Wednesday, July 23, 2008

Monday, February 07, 2005

  • Kenny G. needs a haircut...

    ...And I'd be more than happy to give it to him and shut his sissy saxophone up too. Sorry for my course tone, but this is the eighth straight day my publisher has put the prissy, curly-headed smirking mime's music on our office intercom, and I'm not sure how much more I can take. I think Kenny would make a good candidate for a celebrity death match with Howard Stern or someone...loser loses the hair...or maybe just a Match of the Kennys with Kenny Rogers and his legions of look-a-likes.

    Thankfully, I have headphones and Derek Webb at my disposal today.

    I'm not usually one to expound upon a certain CD I'm listening too. I'll just let you look at the cute graphic mentioning what I'm listening to/reading, unassuming but quite intentionally packaged at the beginning or end of an entry, hopefully enticing you to further check out how you can purchase said CD/book. Xanga’s gotta pay the bills too, you know. But seriously, Webb’s newest offering, I See Things Upside Down, has really drawn me in.

    Released some three months ago, I only recently bought it because I wanted something new to listen to on my way to Knoxville last week. I thought about buying it long ago, but quite frankly, Webb’s music makes me
    uncomfortable. There’s an honesty that isn't found often in music, especially of the Christian variety. I guess he admits a lot of things that most people are afraid to admit themselves.

    While his first solo album, She Must and Shall Go Free, was a blast of fresh air for me and for most of the Christian marketplace (whether they wanted it or not), it sometimes came off too brash, both lyrically and musically. While I feel that his message of the Church needing reformation was right on, he seemed to adopt a martyr complex in the process, which I felt hurt the album in the long run. I can listen to it once in awhile and get a lot out of it, but more than that leaves me tired.

    Upside Down is much more likeable and thankfully its artistry and lyrically depth have not been sacrificed along the way. It feels like Webb’s not trying so hard to be the voice of a cause, but instead is simply letting his craft speak for itself. It’s quite mellow, making it good for background music despite its heavy lyrical content, and steers away from the folksy tone that made the first record a tad tiring for me.

    The album deals heavily with the paradoxes in the Christian life, i.e. failure = success, poverty = riches, weakness = strengths, foolishness = understanding, and how the Christian responds to these situations. Like the first album, there's also a big emphasis on mentioning the Christian's unmentionables.

    The one track I've found wearing me out is probably one of the album's more poignant, titled "T-shirts (What We Should Be Known For)." Musically, it bears the most resemblance to the style and feel of the first album, thus making it difficult for me to listen to multiple times, but lyrically it speaks volumes.
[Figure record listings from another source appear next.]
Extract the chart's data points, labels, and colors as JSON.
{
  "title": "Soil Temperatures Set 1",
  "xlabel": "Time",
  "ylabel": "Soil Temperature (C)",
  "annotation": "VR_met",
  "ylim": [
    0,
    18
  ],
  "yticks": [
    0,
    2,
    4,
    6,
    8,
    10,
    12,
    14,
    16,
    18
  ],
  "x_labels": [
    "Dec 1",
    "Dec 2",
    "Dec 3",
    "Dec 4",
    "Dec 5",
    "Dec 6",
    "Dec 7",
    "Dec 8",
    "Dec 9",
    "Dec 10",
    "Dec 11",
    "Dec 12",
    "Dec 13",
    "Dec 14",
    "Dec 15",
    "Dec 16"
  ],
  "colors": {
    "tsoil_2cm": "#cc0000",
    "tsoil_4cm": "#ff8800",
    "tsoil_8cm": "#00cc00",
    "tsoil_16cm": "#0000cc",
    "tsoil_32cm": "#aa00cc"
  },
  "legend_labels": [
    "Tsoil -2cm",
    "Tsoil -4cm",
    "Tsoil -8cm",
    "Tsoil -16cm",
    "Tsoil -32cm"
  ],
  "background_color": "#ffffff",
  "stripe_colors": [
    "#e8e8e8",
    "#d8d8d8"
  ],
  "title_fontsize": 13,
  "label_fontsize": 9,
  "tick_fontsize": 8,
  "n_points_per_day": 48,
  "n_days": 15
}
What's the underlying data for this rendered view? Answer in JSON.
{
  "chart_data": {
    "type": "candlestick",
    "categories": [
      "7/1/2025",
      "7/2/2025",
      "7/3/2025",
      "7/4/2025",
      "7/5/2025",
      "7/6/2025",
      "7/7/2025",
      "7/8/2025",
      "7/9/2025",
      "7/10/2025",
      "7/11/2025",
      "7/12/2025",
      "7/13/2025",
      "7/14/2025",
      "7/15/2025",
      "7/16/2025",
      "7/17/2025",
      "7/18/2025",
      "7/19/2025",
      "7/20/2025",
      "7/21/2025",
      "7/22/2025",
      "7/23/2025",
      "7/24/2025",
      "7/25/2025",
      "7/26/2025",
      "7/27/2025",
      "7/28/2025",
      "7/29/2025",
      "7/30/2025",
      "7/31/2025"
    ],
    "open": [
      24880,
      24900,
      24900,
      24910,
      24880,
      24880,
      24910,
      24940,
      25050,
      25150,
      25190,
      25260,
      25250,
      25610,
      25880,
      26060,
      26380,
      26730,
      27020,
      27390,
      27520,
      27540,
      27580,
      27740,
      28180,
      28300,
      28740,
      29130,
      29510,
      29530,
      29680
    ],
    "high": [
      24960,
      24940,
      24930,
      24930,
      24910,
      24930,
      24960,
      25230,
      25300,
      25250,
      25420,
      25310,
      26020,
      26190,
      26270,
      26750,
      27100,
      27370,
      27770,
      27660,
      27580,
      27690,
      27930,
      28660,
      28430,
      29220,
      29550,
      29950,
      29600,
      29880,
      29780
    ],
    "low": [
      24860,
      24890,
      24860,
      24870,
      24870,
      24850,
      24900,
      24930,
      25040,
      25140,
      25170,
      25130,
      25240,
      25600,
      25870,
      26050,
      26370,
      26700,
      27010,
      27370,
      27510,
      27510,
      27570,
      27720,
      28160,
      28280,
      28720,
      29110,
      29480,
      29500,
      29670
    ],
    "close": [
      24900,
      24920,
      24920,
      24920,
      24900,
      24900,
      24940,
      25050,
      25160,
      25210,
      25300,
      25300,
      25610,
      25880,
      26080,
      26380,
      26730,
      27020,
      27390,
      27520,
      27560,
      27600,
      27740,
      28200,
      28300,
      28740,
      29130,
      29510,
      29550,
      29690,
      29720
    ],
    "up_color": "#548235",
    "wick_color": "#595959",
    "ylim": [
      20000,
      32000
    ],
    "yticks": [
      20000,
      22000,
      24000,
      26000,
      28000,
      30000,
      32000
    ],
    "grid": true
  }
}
A semi-satire of the classic "They'll Know We Are Christians By Our Love," Webb sings "They'll know us by the t-shirts that we wear...the way we point and stare at anyone whose sin looks worse than ours...the billboards that we make just turning God's words into cheap cliches/ says 'what part of murder don't you understand?'..when love is what we should be known for."

    A few of my favorites include: the opener, "I Want a Broken Heart" (I've got faith in the bank and money in my heart/ I've got a calloused place where your ring used to be, my love), the meditative "We Come to You" (As you came to us so we come to you/ fragile as a baby hopeful and new/ but learning fast to walk is to fall/ soon we've done it all), the confession "I Repent" (I repent of my pursuit of America's dream...of living like I deserve anything... of parading my liberty...of trading truth for false unity...of domesticating you until you look just like me), and the closing "What Is Not Love" (when what is true looks more like a knife/ it looks like you're killing me/ but you're saving my life).

    Overall, quite a challenging, yet uplifting album.